Pero Schocken miente. Su editorial –Schocken Books– tiene los derechos mundiales sobre las obras de Kafka desde 1934, cómo no echar un vistazo a los manuscritos –¿Habrá una obra maestra inédita?–, y sucumbe a la tentación. Tiene otra llave de la caja de seguridad y va haciendo copia de todo el material. Brod, confiado en la palabra de su compatriota, no descubrirá la trapaza hasta diez años más tarde, con el agravante de que al pedirle a Schocken el material, éste fue dándole largas y dilatando la entrega. Pormenorizando los detalles de esta traición bibliófila, escribió Brod una carta a una de las herederas de Franz Kafka con la que mantenía contacto epistolar, Marianne Steiner, hija de Valerie, la hermana mediana del escritor.

Un año después, Brod escribe de nuevo a Marianne Steiner: ante un empleado de Schocken, ha abierto la caja de seguridad y comprobado que no falta material y que éste se conserva en buen estado. La fecha de esta carta, 2 de abril de 1952, es la misma del documento en que Brod ratifica la donación de su legado y del legado KB a Esther Hoffe. ¿Casualidad? ¿O prevención del escarmentado Max Brod?

Pasan los años y los legados cambian de lugar. Otoño de 1956: nueva crisis bélica en Israel. Brod y Schocken viajan a Zúrich y depositan los manuscritos en cuatro cajas de seguridad –2690, 6222, 6577 y 6588– de la Corporación Bancaria Suiza, hoy UBS. En una de ellas se guarda el legado K, en otra –la 6577– el legado KB; en las dos cajas restantes, el legado B.

Llegados a 1961, nuevas turbulencias kafkianas: Max Brod dicta testamento y designa a Esther Hoffe heredera universal de todos sus bienes y albacea de su legado, indicando así mismo el derecho que asiste a las hijas de ésta, Eva y Ruth, de recibir su parte correspondiente. También introduce un elemento contradictorio y confuso al manifestar su voluntad de que el legado KB y el legado B sean cedidos «a la Biblioteca de la Universidad Hebrea de Jerusalén, a la Biblioteca Municipal de Tel Aviv o a cualquier otro archivo público en Israel o en el extranjero, en caso de que no estén ya bajo la tutela de una o varias de dichas instituciones, a no ser que la señora Ilse Esther Hoffe haya dispuesto de ellos de otra forma durante su vida». Por un lado, dispone que los documentos se entreguen a un archivo público, en Israel o en el extranjero. Por otro, deja abierta la posibilidad de que Esther Hoffe encuentre otro destino a los manuscritos.

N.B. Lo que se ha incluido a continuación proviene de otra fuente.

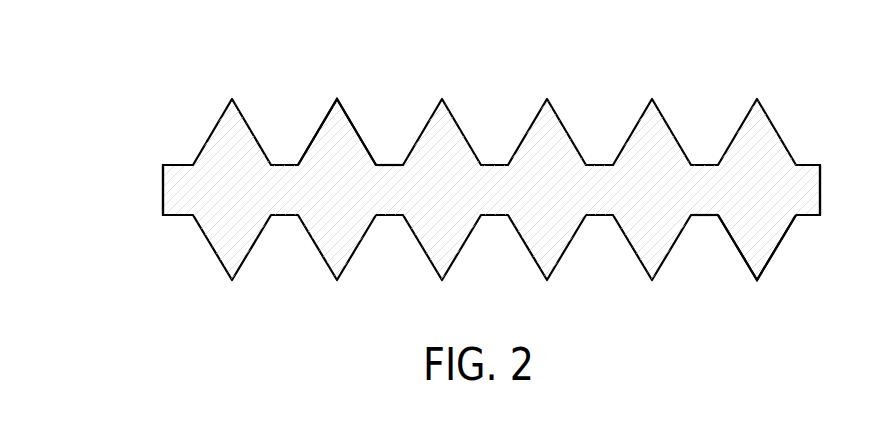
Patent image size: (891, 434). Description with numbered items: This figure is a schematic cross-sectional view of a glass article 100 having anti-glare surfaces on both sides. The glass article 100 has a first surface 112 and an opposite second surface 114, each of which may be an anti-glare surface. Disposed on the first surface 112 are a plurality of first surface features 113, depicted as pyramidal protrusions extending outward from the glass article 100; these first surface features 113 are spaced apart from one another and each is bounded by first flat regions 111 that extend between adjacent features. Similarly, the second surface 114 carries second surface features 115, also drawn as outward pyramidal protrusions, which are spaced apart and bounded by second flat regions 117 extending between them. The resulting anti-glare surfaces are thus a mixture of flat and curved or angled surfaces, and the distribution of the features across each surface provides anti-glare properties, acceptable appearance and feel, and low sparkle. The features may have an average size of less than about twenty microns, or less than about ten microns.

The glass article 100 is at (445, 147).
The first flat regions 111 is at (383, 163).
The first surface 112 is at (182, 163).
The first surface features 113 is at (325, 113).
The second surface 114 is at (805, 218).
The second surface features 115 is at (768, 262).
The second flat regions 117 is at (710, 215).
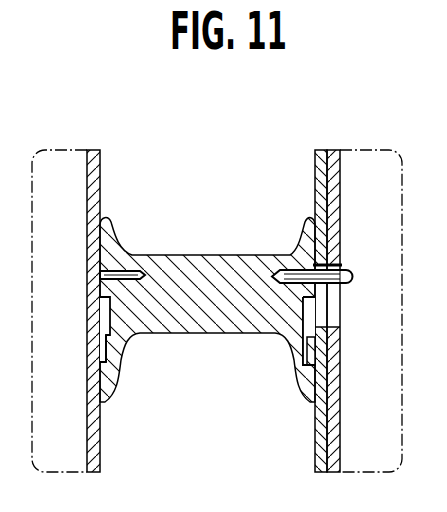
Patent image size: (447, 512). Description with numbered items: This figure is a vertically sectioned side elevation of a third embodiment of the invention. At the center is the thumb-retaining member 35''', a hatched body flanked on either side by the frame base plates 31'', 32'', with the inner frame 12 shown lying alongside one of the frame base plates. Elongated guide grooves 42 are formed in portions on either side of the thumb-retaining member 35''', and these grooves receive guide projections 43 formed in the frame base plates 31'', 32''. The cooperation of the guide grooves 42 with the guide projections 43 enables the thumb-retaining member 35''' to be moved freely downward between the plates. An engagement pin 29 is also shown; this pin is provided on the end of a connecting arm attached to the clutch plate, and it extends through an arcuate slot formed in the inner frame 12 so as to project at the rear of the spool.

The inner frame 12 is at (334, 150).
The engagement pin 29 is at (343, 269).
The frame base plate 31'' is at (313, 288).
The frame base plate 32'' is at (100, 288).
The thumb-retaining member 35''' is at (207, 306).
The elongated guide groove 42 is at (108, 305).
The guide projection 43 is at (103, 350).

Mientras tanto, en Londres ya se han conocido Marianne Steiner y el especialista en Literatura Alemana, Malcolm Pasley, y tras una apelación, las cuatro sobrinas han logrado que Schocken devuelva el legado temporalmente custodiado en su biblioteca y luego en la caja de seguridad de un banco. Finalmente, Pasley traslada en su vehículo particular el legado K desde Zúrich hasta la Bodleian Library de Oxford. En esa situación –el legado K en Oxford, y los legados KB y B repartidos entre cajas de seguridad en Zúrich y en el apartamento de la calle Hayardeen, de Tel Aviv– se llega a 1968.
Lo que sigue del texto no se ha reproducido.